Download the FlintstonesSV dataset and associated files from here and save it as ./data/flintstones
DiDeMoSV dataset is coming soon.

This repository contains separate folders for training StoryDALL-E based on minDALL-E and DALL-E Mega models i.e. the ./story_dalle/ and ./mega-story-dalle models respectively.

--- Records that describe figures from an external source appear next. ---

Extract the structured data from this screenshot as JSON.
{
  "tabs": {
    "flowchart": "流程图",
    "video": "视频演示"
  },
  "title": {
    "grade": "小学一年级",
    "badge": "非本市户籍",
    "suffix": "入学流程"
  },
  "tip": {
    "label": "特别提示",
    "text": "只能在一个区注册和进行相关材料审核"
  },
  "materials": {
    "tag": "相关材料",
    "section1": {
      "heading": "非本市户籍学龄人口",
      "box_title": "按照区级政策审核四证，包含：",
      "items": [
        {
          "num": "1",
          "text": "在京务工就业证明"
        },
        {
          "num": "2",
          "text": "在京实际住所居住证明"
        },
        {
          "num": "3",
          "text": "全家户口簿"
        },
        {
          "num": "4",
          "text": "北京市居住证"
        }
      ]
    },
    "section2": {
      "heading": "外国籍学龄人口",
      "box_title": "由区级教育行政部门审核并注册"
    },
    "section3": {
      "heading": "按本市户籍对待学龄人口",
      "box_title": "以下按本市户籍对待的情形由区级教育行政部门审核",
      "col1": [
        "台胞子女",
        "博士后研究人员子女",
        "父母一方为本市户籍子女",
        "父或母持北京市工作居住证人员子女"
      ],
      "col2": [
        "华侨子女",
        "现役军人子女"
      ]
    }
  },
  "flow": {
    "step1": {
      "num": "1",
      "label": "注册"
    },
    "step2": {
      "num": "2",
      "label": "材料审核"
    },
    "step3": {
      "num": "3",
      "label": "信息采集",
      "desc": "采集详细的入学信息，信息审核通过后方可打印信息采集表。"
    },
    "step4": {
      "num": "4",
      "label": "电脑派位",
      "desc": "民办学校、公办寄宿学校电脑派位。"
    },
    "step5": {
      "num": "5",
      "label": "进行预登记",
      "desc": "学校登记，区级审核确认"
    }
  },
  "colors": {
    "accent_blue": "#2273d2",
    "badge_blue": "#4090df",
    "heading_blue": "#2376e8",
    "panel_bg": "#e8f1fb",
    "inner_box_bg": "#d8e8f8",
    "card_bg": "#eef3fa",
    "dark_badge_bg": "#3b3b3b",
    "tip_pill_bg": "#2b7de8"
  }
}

Training StoryDALL-E based on minDALL-E:

  1. To finetune the minDALL-E model for story continuation, first migrate to the corresponding folder:
    cd story-dalle
  2. Set the environment variables in train_story.sh to point to the right locations in your system. Specifically, change the $DATA_DIR, $OUTPUT_ROOT and $LOG_DIR if different from the default locations.
  3. Download the pretrained checkpoint from here and save it in ./1.3B
  4. Run the following command: bash train_story.sh <dataset_name>

Training StoryDALL-E based on DALL-E Mega:

  1. To finetune the DALL-E Mega model for story continuation, first migrate to the corresponding folder:
    cd mega-story-dalle
  2. Set the environment variables in train_story.sh to point to the right locations in your system. Specifically, change the $DATA_DIR, $OUTPUT_ROOT and $LOG_DIR if different from the default locations.
  3. Pretrained checkpoints for generative model and VQGAN detokenizer are automatically downloaded upon initialization. Download the pretrained weights for VQGAN tokenizer from here and place it in the same folder as VQGAN detokenizer.
  4. Run the following command: bash train_story.sh <dataset_name>

Inference

Links to pretrained checkpoints and inference instructions coming soon!